The second creation came on 9 April 1689, when John Churchill, 1st Baron Churchill, was created Earl of Marlborough, in the County of Wiltshire, for his role in the Glorious Revolution. He was subsequently created Duke of Marlborough, and the earldom has since descended with the dukedom.

==Earl of Marlborough, first creation==

===Ley baronets (1619)===
- James Ley, 1st Baronet (1552–1629) (created Baron Ley in 1624)

===Baron Ley (1624)===
- James Ley, 1st Baron Ley (1552–1629) (created Earl of Marlborough in 1626)

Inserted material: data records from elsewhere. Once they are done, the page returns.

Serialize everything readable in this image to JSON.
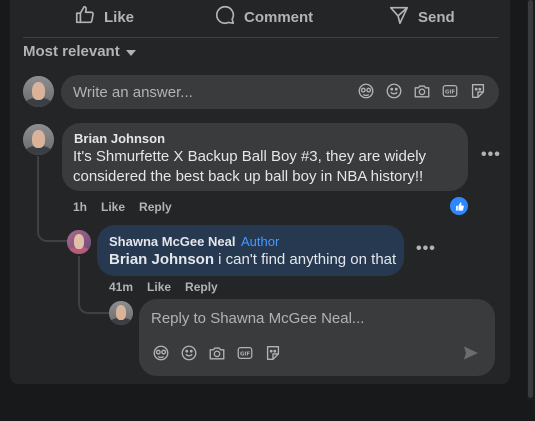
{
  "actions": {
    "like_label": "Like",
    "comment_label": "Comment",
    "send_label": "Send"
  },
  "sort": {
    "label": "Most relevant"
  },
  "composer": {
    "placeholder": "Write an answer...",
    "icons": [
      "avatar-sticker-icon",
      "emoji-icon",
      "camera-icon",
      "gif-icon",
      "sticker-icon"
    ]
  },
  "comments": [
    {
      "author": "Brian Johnson",
      "text": "It's Shmurfette X Backup Ball Boy #3, they are widely considered the best back up ball boy in NBA history!!",
      "time": "1h",
      "like_label": "Like",
      "reply_label": "Reply",
      "reaction": "like-reaction-icon",
      "replies": [
        {
          "author": "Shawna McGee Neal",
          "badge": "Author",
          "mention": "Brian Johnson",
          "text": " i can't find anything on that",
          "time": "41m",
          "like_label": "Like",
          "reply_label": "Reply"
        }
      ]
    }
  ],
  "reply_composer": {
    "placeholder": "Reply to Shawna McGee Neal...",
    "icons": [
      "avatar-sticker-icon",
      "emoji-icon",
      "camera-icon",
      "gif-icon",
      "sticker-icon"
    ],
    "send_icon": "send-arrow-icon"
  },
  "colors": {
    "background": "#18191a",
    "card": "#242526",
    "bubble": "#3a3b3c",
    "author_bubble": "#263951",
    "author_badge": "#4599ff",
    "like_blue": "#2d88ff",
    "secondary_text": "#b0b3b8"
  }
}
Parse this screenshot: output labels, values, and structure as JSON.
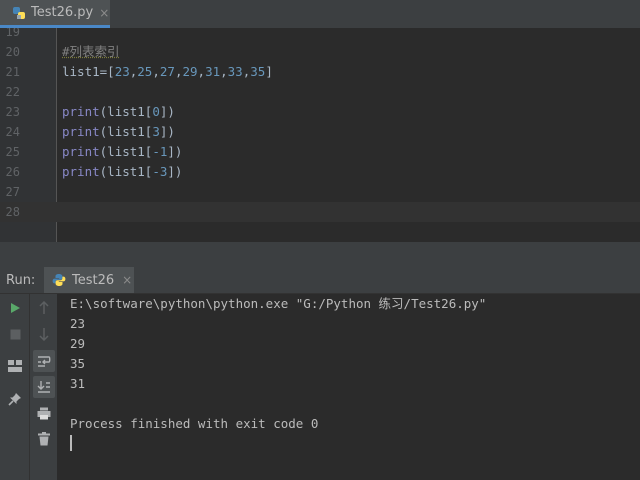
{
  "editor_tab": {
    "label": "Test26.py",
    "close": "×"
  },
  "editor": {
    "lines": [
      {
        "num": "19"
      },
      {
        "num": "20",
        "comment": "#列表索引"
      },
      {
        "num": "21",
        "prefix": "list1=[",
        "nums": [
          "23",
          "25",
          "27",
          "29",
          "31",
          "33",
          "35"
        ],
        "suffix": "]"
      },
      {
        "num": "22"
      },
      {
        "num": "23",
        "fn": "print",
        "open": "(list1[",
        "arg": "0",
        "close": "])"
      },
      {
        "num": "24",
        "fn": "print",
        "open": "(list1[",
        "arg": "3",
        "close": "])"
      },
      {
        "num": "25",
        "fn": "print",
        "open": "(list1[",
        "arg": "-1",
        "close": "])"
      },
      {
        "num": "26",
        "fn": "print",
        "open": "(list1[",
        "arg": "-3",
        "close": "])"
      },
      {
        "num": "27"
      },
      {
        "num": "28"
      }
    ]
  },
  "run_panel": {
    "label": "Run:",
    "tab": {
      "label": "Test26",
      "close": "×"
    }
  },
  "console": {
    "command": "E:\\software\\python\\python.exe \"G:/Python 练习/Test26.py\"",
    "outputs": [
      "23",
      "29",
      "35",
      "31"
    ],
    "finish": "Process finished with exit code 0"
  },
  "colors": {
    "accent": "#4a88c7",
    "run_green": "#59a869",
    "comment": "#808080",
    "number": "#6897bb",
    "builtin": "#8888c6"
  }
}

===Earl of Marlborough (1626)===
- James Ley, 1st Earl of Marlborough (1552–1629)
- Henry Ley, 2nd Baron Ley, 2nd Earl of Marlborough (1595–1638), elder son of the 1st Earl (summoned to the House of Lords as Baron Ley by writ of acceleration)
- James Ley, 3rd Earl of Marlborough (1618–1665), only son of the 2nd Earl
- William Ley, 4th Earl of Marlborough (1612–1679), younger son of the 1st Earl; married Margaret, daughter of Sir William Hewett of Beccles, Suffolk.